Quanto pesa l’anidride carbonica? Te lo dice l’Ecoludobus

"Kyoto anch’io" una giornata di dimostrazioni pratiche di Lega Ambienteall'istituto Vaccarossi per sensibilizzare i bambini sul tema dello spreco energetico

Fa sosta all’istituto comprensivo Vaccarossi di Cunardo l’Ecoludobus di Lega Ambiente, in collaborazione con Edison all’interno del progetto “Kyoto anch’io – la scuola amica del clima”. Un piccolo autobus che, con 3 membri di Lega Ambiente, ha girato quasi 11 regioni parlando con più di 200 classi per coinvolgere e sensibilizzare i bambini sul tema dell’ambiente e sul significato del protocollo di Kyoto. Parliamo quindi di energia e di emissione di gas inquinanti, di un protocollo rigido che obbliga gli stati a controllare il livello di anidride carbonica nell’aria e a contenerlo, ma che coinvolge anche i singoli. Ed è proprio questo l’obiettivo delle giornate nelle scuole: insegnare ai bambini cos’è questo accordo, quali sono le più importanti fonti di inquinamento, cercando di farli familiarizzare con concetti come effetto serra e pannello fotovoltaico. Attraverso dimostrazioni pratiche, i bambini hanno scoperto che il “peso” dell’anidride carbonica prodotta dai 281 milioni di americani pesa cinque volte quella emessa dai 700 milioni di africani, e che un frigorifero, acceso tutto il giorno, consuma 1500 watt di energia al giorno, mentre un condizionatore in un’ora ne brucia 500. Ma non solo: tramite un piccolo pannello solare montato su una casetta, i bambini hanno potuto vedere con i loro occhi come funziona l’energia solare, e imparare come le diversità della lampadina a risparmio energetico in confronto a quella normale, che consuma di più perché emette anche calore oltre che luce. Lo scopo di queste dimostrazioni pratiche non è convincere i bambini ad intraprendere una vita da eremita, ma di portarli ad un uso più consapevole dell’energia, dalla macchina alla luce, diffondendo anche l’importanza delle fonti di energia rinnovabili, tramite i piccoli gesti quotidiani che, fatti da tanti, possono fare la differenza.

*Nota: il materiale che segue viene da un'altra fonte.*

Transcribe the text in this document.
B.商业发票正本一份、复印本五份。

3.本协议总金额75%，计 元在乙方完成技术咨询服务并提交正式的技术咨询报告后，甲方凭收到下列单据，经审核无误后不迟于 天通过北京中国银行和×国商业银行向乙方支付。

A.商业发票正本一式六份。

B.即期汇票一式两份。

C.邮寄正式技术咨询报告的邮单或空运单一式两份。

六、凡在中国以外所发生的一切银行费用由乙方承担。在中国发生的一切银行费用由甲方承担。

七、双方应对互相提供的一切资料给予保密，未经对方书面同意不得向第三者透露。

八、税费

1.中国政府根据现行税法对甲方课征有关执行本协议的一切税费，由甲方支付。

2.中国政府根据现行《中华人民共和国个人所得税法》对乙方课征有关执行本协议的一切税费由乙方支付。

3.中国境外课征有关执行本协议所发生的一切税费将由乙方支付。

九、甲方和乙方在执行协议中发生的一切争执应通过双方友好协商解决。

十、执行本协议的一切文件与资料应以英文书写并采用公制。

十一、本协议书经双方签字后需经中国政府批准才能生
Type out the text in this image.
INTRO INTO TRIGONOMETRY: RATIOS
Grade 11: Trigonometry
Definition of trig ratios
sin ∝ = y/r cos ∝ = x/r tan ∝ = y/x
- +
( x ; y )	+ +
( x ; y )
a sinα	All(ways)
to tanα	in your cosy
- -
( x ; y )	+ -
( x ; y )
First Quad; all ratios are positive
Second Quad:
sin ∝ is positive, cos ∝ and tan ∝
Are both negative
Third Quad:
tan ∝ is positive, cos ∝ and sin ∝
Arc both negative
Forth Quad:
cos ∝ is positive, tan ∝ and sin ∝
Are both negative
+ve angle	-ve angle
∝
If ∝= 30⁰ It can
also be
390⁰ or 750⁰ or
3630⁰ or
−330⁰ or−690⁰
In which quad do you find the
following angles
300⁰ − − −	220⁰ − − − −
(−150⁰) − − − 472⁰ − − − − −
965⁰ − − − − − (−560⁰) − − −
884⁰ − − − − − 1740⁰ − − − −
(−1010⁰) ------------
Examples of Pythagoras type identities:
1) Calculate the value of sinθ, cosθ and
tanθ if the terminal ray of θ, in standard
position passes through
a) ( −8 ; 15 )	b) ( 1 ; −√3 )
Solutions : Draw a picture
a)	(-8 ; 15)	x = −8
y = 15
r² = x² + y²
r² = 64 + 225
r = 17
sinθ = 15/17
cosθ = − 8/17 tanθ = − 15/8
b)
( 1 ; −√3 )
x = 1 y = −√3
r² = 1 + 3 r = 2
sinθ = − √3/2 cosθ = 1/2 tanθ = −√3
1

Oltre che agli incontri con gli studenti, “Kyoto anch’io – la scuola amica del clima” premia anche le scuole che, partecipando ad un concorso, si sono distinte in due campi: il primo è l’adeguamento, attraverso interventi di tipo strutturale e organizzativo, degli edifici scolastici per diminuire l’emissioni di gas serra, per ottenere il riconoscimento “Scuola amica del clima”. Il secondo ambito del concorso riguarda le buone pratiche di educazione al risparmio energetico impartite durante l’insegnamento: per le scuole che, tramite percorsi educativi specifici, hanno dedicato una particolare attenzione all’ambiente e alla tutela della natura. Parliamo quindi di promozione, di informazione sulle energie alternative, anche con percorsi interculturali, laboratori e uscite sul territorio.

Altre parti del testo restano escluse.